You're not alone, and remember: there's no excuse for bullying. If someone's bullying you in the name of social justice, it's no different than if they were doing it in the name of their high school football team. They're still just a bully and you don't have to pretend otherwise. I know you didn't mention being picked on by people but... let's just say I have a hunch it's happened.

Re: tl;dr penis envy and your fucked up confessions

(Anonymous) 2014-02-13 04:16 am (UTC)(link)
Well, I think it takes a lot of courage to aknowledge how you feel in a public forum like this one, and for that I feel grateful. And I also think that, while you're feeling angry now, you still have the awareness to actually think why you're feeling they way you do.

That's the first step in the right path, I think. Trying to put yourself in the place of women is something not any guy does (especially if it hurts); most of the guys I know just feel angry and lash out, but without questioning why they even feel that way, and why that's problematic.

Your post was a very enlightening point of view of what are expected of men (both positive and negative) in our society, so I want to thank you for that.
lynx: (Default)

Re: tl;dr penis envy and your fucked up confessions

[personal profile] lynx 2014-02-13 04:18 am (UTC)(link)
Calm down, dude. The first thing is: It's good you're becoming aware of these things, it may sound cliché, but it is really the fist step to do your own gender justice.

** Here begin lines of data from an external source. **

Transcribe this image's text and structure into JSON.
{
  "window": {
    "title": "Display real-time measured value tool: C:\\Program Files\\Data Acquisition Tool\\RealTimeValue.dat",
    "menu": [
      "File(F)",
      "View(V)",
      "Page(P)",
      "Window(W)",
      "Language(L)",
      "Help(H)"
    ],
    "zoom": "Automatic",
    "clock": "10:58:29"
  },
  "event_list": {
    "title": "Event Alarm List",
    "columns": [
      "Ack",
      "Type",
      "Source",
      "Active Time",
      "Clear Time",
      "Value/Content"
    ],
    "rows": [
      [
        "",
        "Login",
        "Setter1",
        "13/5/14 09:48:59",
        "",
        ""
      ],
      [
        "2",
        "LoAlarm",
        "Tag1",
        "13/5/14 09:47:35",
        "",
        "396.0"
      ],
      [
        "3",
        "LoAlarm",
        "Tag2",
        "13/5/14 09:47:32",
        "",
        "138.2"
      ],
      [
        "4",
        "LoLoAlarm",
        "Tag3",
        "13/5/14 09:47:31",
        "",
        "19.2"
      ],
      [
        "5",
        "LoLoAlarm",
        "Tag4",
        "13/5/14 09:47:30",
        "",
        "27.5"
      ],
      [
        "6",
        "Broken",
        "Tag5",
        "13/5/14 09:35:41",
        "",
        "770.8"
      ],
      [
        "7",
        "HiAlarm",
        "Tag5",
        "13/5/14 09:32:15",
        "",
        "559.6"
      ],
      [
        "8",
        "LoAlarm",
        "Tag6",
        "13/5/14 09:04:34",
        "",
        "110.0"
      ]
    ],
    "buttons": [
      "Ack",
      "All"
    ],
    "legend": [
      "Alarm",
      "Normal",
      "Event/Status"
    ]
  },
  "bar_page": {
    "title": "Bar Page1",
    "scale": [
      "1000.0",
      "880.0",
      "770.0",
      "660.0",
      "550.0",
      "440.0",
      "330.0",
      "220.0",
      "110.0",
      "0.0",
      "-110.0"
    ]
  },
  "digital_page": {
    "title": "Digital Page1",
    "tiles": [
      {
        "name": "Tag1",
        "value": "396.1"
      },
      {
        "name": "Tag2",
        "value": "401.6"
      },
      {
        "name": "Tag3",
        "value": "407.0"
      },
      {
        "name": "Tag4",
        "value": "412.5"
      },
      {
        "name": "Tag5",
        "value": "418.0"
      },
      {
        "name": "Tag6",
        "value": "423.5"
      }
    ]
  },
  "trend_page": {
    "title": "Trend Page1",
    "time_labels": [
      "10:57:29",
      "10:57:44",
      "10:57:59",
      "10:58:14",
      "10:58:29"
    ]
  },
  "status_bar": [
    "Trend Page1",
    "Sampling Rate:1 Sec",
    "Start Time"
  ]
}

There's no such thing as a perfect person. We all work on getting better, I've been calling myself a feminist for almost a decade, but I still shudder at some of the stuff I used to say some years ago. So breathe, ok?

Good men do exist, and feminist men also exist. There are a lot of things men also have to go through and fight against; but the gist of it is: The patriarchy is everyone's enemy - yes you benefit from it and will continue to do so, and yes it also fucked you up big time but at least you know what happened.

Caring about the particular wronging it did to you and your male peers is kind of natural and doesn't make you a MRA, mmkay? MRA is the dude that ONLY cares about that, and on top thinks it's the feminists fault and goes around crying misandry. Just stay open to these topics, don't try to steal the spotlight in women's feminist/safe spaces, and give yourself time.

Re: tl;dr penis envy and your fucked up confessions

(Anonymous) 2014-02-13 05:01 am (UTC)(link)
"Caring about the particular wronging it did to you and your male peers is kind of natural and doesn't make you a MRA, mmkay? MRA is the dude that ONLY cares about that, and on top thinks it's the feminists fault and goes around crying misandry."

Bam, nailed it. I may steal that definition, because it's dead fucking on.
lynx: (Default)

Re: tl;dr penis envy and your fucked up confessions

[personal profile] lynx 2014-02-13 05:02 am (UTC)(link)
I'm glad it was useful to you, nonny! :D Steal away, no prob.